『職業としての地下アイドル』 姫野たま
地下アイドル歴10年のキャリアをもち、2019年に卒業した姫野たまによる地下アイドル論。地下アイドルとは、テレビ出演ではなく、小規模なライブ・ハウスでの公演を主な活躍の場としているアイドルをいう。
著者は、地下アイドルになった女の子たちのきっかけやモーチベーションといった、誰もが知りたい質問を独自のアンケート調査によって明らかにしている。地下アイドル本人だけでなく、地下アイドルを応援するファンの実態や地下アイドルとファンの関係性にまで考察が及んでいる。地下アイドルは、ファンの存在があってこそ初めて存在しうる。ファンのいないアイドルなどこの世に存在しえない。したがって、地下アイドルを語るためには、ファンについても言及しないと片手落ちとなってしまう。
本書は、一見、社会的にマイナーな地下アイドルをテーマとしながら、現代若者論としても、現代文化論としても通用している。なぜなら、地下アイドルは一部の特殊な女の子ではなく、どこにでもいるごく普通の女の子たちであり、地下アイドルを応援する者たちもごく普通の一般人であるからだ。
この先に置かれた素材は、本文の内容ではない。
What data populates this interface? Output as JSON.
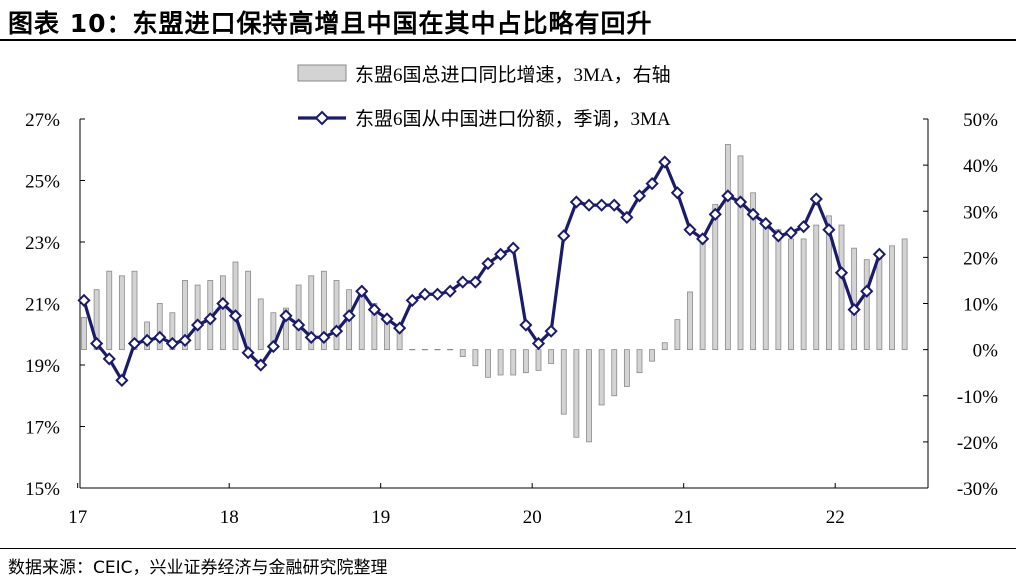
{
  "title": "图表 10：东盟进口保持高增且中国在其中占比略有回升",
  "source": "数据来源：CEIC，兴业证券经济与金融研究院整理",
  "chart_data": {
    "type": "bar+line",
    "left_axis": {
      "min": 15,
      "max": 27,
      "ticks": [
        15,
        17,
        19,
        21,
        23,
        25,
        27
      ],
      "suffix": "%"
    },
    "right_axis": {
      "min": -30,
      "max": 50,
      "ticks": [
        -30,
        -20,
        -10,
        0,
        10,
        20,
        30,
        40,
        50
      ],
      "suffix": "%"
    },
    "x_labels": [
      "17",
      "18",
      "19",
      "20",
      "21",
      "22"
    ],
    "legend_position": "top-center",
    "series": [
      {
        "name": "东盟6国总进口同比增速，3MA，右轴",
        "kind": "bar",
        "axis": "right",
        "color": "#d3d3d3",
        "values": [
          7,
          13,
          17,
          16,
          17,
          6,
          10,
          8,
          15,
          14,
          15,
          16,
          19,
          17,
          11,
          8,
          9,
          14,
          16,
          17,
          15,
          13,
          12,
          10,
          6,
          5,
          0.5,
          0.3,
          0.3,
          0.4,
          -1.5,
          -3.5,
          -6,
          -5.5,
          -5.5,
          -5,
          -4.5,
          -3,
          -14,
          -19,
          -20,
          -12,
          -10,
          -8,
          -5,
          -2.5,
          1.5,
          6.5,
          12.5,
          24,
          31.5,
          44.5,
          42,
          34,
          28,
          26,
          24,
          24,
          27,
          29,
          27,
          22,
          19.5,
          20.5,
          22.5,
          24
        ],
        "dashed_range": [
          26,
          29
        ]
      },
      {
        "name": "东盟6国从中国进口份额，季调，3MA",
        "kind": "line",
        "axis": "left",
        "color": "#1b1b6b",
        "values": [
          21.1,
          19.7,
          19.2,
          18.5,
          19.7,
          19.8,
          19.9,
          19.7,
          19.8,
          20.3,
          20.5,
          21.0,
          20.6,
          19.4,
          19.0,
          19.6,
          20.6,
          20.3,
          19.9,
          19.9,
          20.1,
          20.6,
          21.4,
          20.8,
          20.5,
          20.2,
          21.1,
          21.3,
          21.3,
          21.4,
          21.7,
          21.7,
          22.3,
          22.6,
          22.8,
          20.3,
          19.7,
          20.1,
          23.2,
          24.3,
          24.2,
          24.2,
          24.2,
          23.8,
          24.5,
          24.9,
          25.6,
          24.6,
          23.4,
          23.1,
          23.9,
          24.5,
          24.3,
          23.9,
          23.6,
          23.2,
          23.3,
          23.5,
          24.4,
          23.4,
          22.0,
          20.8,
          21.4,
          22.6
        ]
      }
    ]
  }
}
「エピローグのようなもの」では、著者の地下アイドルとしての個人史が赤裸々に書かれている。友人からの誘いでひょんなことから地下アイドルになったものの、ファンやスタッフの期待に応えようとするあまり、うつ病を発症してしまう。いったん、引退するものの、周囲に流されず自分らしく生きることを決意し、また地下アイドルの世界に舞い戻る。今度こそ自分を見失うことなく、居心地によい確固たる居場所を見つける。地下アイドルになることは、自分探しの物語でもあったことがわかる。